Autoimmune hepatitis (AIH) is a progressive inflammatory liver disorder preferentially affecting females and characterized serologically by high aminotransferase levels, elevated immunoglobulin G (IgG), and presence of autoantibodies and histologically by interface hepatitis in the absence of a known etiology. AIH is divided into two types according to the auto-antibody profile: patients with type 1 are positive for antinuclear antibody (ANA) and/or anti–smooth muscle antibody (ASMA); patients with type 2 are positive for anti–liver-kidney-microsomal antibody type 1 (anti-LKM-1). AIH responds satisfactorily to immunosuppressive treatment.

HISTORY AND EPIDEMIOLOGY

Autoimmune hepatitis is a relatively recently recognized disease, having been first described by Waldenström [1] in 1950. Seropositivity for ANA, the hallmark of systemic lupus erythematosus, led Mackay et al. [2] to call it lupoid hepatitis, a term no longer used.
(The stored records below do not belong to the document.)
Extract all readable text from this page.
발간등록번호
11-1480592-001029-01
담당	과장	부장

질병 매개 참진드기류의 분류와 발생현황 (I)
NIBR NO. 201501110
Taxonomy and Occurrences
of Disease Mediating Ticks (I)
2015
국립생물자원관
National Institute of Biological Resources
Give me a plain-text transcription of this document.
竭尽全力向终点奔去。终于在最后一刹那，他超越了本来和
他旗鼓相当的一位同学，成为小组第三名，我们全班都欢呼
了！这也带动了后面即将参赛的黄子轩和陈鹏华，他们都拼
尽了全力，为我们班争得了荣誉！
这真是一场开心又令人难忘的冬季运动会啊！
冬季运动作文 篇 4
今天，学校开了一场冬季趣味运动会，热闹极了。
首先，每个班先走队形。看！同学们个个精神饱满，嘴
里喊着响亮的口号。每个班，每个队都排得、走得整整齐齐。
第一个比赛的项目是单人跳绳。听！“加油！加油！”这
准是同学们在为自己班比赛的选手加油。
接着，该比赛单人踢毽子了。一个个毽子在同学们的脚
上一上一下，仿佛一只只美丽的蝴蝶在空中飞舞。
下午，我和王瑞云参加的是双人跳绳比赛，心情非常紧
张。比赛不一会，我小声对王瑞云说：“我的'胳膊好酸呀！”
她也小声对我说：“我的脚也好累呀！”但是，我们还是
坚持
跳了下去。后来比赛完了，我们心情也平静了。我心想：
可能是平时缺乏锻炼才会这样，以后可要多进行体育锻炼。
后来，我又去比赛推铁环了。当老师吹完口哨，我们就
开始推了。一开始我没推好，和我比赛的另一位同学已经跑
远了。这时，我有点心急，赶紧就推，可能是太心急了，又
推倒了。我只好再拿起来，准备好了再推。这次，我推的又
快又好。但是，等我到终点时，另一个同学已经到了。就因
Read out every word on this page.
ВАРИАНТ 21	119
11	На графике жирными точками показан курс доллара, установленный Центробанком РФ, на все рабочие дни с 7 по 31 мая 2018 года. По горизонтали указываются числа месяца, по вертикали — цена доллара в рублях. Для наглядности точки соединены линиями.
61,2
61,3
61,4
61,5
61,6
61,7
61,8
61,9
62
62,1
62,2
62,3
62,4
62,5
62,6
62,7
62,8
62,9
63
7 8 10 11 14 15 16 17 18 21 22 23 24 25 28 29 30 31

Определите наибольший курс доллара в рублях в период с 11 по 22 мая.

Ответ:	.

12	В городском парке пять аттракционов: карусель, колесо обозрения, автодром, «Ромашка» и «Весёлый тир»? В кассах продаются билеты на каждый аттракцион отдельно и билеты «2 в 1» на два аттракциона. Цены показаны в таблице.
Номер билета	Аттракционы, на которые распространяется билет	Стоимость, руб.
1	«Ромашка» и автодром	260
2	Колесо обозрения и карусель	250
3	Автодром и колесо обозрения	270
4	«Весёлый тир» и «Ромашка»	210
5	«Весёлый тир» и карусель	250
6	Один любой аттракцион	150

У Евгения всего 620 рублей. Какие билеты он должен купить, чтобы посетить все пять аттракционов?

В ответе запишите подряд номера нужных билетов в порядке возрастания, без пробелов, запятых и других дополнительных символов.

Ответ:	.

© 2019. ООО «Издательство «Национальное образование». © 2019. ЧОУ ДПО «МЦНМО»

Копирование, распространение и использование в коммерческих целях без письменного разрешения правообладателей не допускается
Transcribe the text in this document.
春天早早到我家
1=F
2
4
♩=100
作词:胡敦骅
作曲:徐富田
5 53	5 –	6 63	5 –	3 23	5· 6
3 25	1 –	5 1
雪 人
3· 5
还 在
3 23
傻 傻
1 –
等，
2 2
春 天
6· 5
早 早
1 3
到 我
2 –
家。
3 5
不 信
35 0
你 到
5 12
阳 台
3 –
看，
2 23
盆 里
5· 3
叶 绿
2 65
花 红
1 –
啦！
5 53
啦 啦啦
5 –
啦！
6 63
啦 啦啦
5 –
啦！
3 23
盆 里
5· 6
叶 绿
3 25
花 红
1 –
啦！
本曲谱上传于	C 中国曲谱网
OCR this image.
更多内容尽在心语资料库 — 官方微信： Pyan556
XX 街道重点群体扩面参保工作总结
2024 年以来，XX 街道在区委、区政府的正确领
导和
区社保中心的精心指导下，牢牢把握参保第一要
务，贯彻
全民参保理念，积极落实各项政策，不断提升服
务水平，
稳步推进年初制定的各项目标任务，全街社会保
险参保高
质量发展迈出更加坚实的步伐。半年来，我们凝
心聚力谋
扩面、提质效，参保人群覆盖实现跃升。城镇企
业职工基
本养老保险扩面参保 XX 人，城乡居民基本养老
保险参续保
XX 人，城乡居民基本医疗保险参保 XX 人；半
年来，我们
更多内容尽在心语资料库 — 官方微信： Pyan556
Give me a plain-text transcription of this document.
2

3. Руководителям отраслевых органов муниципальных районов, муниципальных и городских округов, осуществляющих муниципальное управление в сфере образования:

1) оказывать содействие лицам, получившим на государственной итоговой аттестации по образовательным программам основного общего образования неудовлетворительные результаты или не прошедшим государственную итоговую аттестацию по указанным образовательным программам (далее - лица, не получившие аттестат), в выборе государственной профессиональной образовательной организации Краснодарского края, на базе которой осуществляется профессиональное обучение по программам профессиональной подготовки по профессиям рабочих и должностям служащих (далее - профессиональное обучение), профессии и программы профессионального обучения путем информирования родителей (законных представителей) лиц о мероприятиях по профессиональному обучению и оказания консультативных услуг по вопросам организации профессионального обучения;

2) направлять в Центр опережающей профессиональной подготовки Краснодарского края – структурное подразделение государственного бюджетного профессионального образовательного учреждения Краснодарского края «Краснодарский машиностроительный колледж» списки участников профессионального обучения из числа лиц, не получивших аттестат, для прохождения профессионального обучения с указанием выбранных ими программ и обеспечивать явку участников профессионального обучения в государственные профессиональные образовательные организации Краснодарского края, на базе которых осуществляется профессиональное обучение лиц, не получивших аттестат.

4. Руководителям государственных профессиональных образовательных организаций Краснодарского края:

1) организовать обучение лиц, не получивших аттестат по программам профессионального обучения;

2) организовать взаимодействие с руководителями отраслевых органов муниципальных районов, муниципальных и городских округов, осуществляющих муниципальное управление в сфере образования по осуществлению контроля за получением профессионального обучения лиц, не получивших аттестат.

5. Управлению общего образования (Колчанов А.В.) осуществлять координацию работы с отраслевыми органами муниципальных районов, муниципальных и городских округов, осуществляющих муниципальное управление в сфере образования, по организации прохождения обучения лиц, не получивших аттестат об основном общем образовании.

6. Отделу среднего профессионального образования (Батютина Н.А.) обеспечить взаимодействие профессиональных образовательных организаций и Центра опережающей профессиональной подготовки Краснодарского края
Because the disease frequently presents acutely, similarly obsolete is the term chronic active hepatitis, which implied that the disease should be chronic, that is, of at least 6 months' duration, before institution of immunosuppression. Before the efficacy of immunosuppression was established, untreated severe AIH had a mortality rate of 50% at 5 years and 90% at 10 years [3, 4]. The prevalence of AIH is unknown. Studies in adults have reported rates varying from 1 in 200,000 in the U.S. general population [5] to 20 in 100,000 in females over 14 years of age in Spain [6]; both figures are probably underestimates.